SINGAPORE: The retreating Australian dollar and the resumption of monetary easing have yet to dampen offshore demand for Kangaroo bonds. Japanese investors, in particular, are turning to Australian dollar debt in the hunt for yield.
The elevated international bid has contributed to a sharp increase in Kangaroo offerings from sovereign, supranational and agency issuers, with IFC, Rentenbank and Kommunalbanken among those in the market again last week.
So far this year, SSA issuers have raised A$8.6bn (US$6.7bn), up from A$5.5bn in the first two months of 2014. This is the highest January-February total since 2011, the year the Australian Prudential Regulatory Authority, surprisingly to many, excluded Kangaroos from the list of eligible assets to meet short-term liquidity coverage ratios under Basel III.
"There has been an ongoing trend among central banks to diversify away from US dollar and euro holdings and into mature, high-yielding areas like the Kangaroo market," said one Sydney-based fund manager. "Asian central banks have led this move, but participation from other regions, including Latin America, has also grown."
Domestic and foreign investors have been drawn to the greater relative pick-up SSAs offer over sovereign paper in a falling interest-rate environment.
The Reserve Bank of Australia cut its key official cash rate on February 3 for the first time in 18 months, with a 25bp cut taking the benchmark to a record low 2.25%. Many analysts are predicting a further 25bp reduction on Tuesday.
Five-year Australian Commonwealth Government bond yields fell below 2% last week from 2.33% at the start of the year and 3% at the beginning of Q4 2014.
The latest five-year Triple A SSAs have been priced at around 50bp over ACGBs for a 25% or so additional yield over the 2% sovereign, having paid similar 50bp spreads five months ago, when five-year ACGBs were yielding 3%. From Abe to Australia a large chunk of rising offshore demand emanates from Japan, with HSBC Global Research estimating that 12.6% of Japanese investors' US$44.3bn overseas bond purchases in 2014 (excluding bills) flowed into Australian debt, according to a recent research paper.
With Prime Minister Shinzo Abe's policies pushing investors to seek higher yields, the bank sees as much as US$500bn being allocated from Japanese Government Bonds to international bonds over a three-year period. This suggests inflows of up to US$63bn from Japanese institutional and retail investors into Australian bonds in the next two to three years.
HSBC expects most of these inflows to target ultra-safe ACGBs, or around 25%-30% of the sovereign's annual gross supply, until fiscal 2017/2018.

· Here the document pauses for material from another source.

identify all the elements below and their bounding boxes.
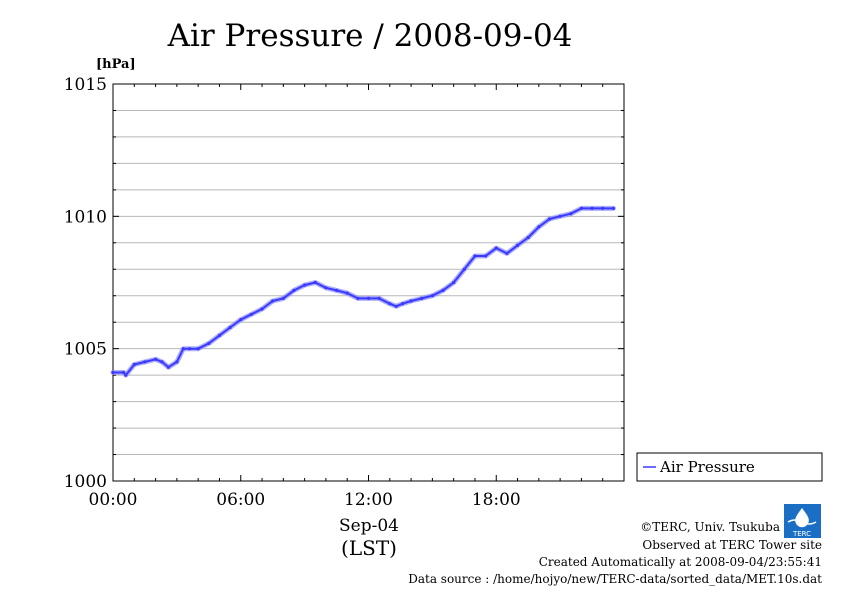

SSA Kangaroos are expected to get the second-largest chunk of these inflows, underpinning the market going forward.
The Australian dollar has been in steep decline in recent months, shedding over 17% against the US dollar and more than 5% against the yen since September 2014.
This weakness would normally be problematic, given Japanese institutional investors' historically low risk appetite, which leads them typically to hedge the currency risks of their bond portfolios. However, HSBC believes this may not be a great impediment at this time.
"The prospect of further yen weakness, driven by more Bank of Japan easing, may allow these investors to relax such hedging. Therefore, despite the scope for further depreciation in the Australian dollar, currency considerations may be less of a concern for Japanese investors, given the potential for the yen to depreciate even more," the report says.
Furthermore, HSBC notes that Japan's insurance companies have recently introduced Australian dollar-denominated life insurance products, which have been increasingly popular, given higher guarantees than yen-denominated equivalents. This should lead to strong institutional demand for Australian bonds.
Currency considerations are typically more important for Japanese retail investors. This explained why their holdings of Australian bonds remained flat US$24bn) during the last four months of 2014, the bank stated.
However, after such a large depreciation in the Aussie dollar recently, HSBC found that retail investors have been progressively returning to Australian bonds this year.
So far in 2015, Australian dollar-denominated Uridashi bond issuance (a strong gauge for Japanese retail investor demand) has reached US$550m. In 2014, the Australian-denominated Uridashi bond issuance totalled US$4.2bn, which record redemptions of US$7.6bn more than negated.
With only US$3.9bn of Australian-denominated Uridashi bonds maturing in 2015, HSBC expects Japanese retail investors' net demand for Australian bonds to increase this year.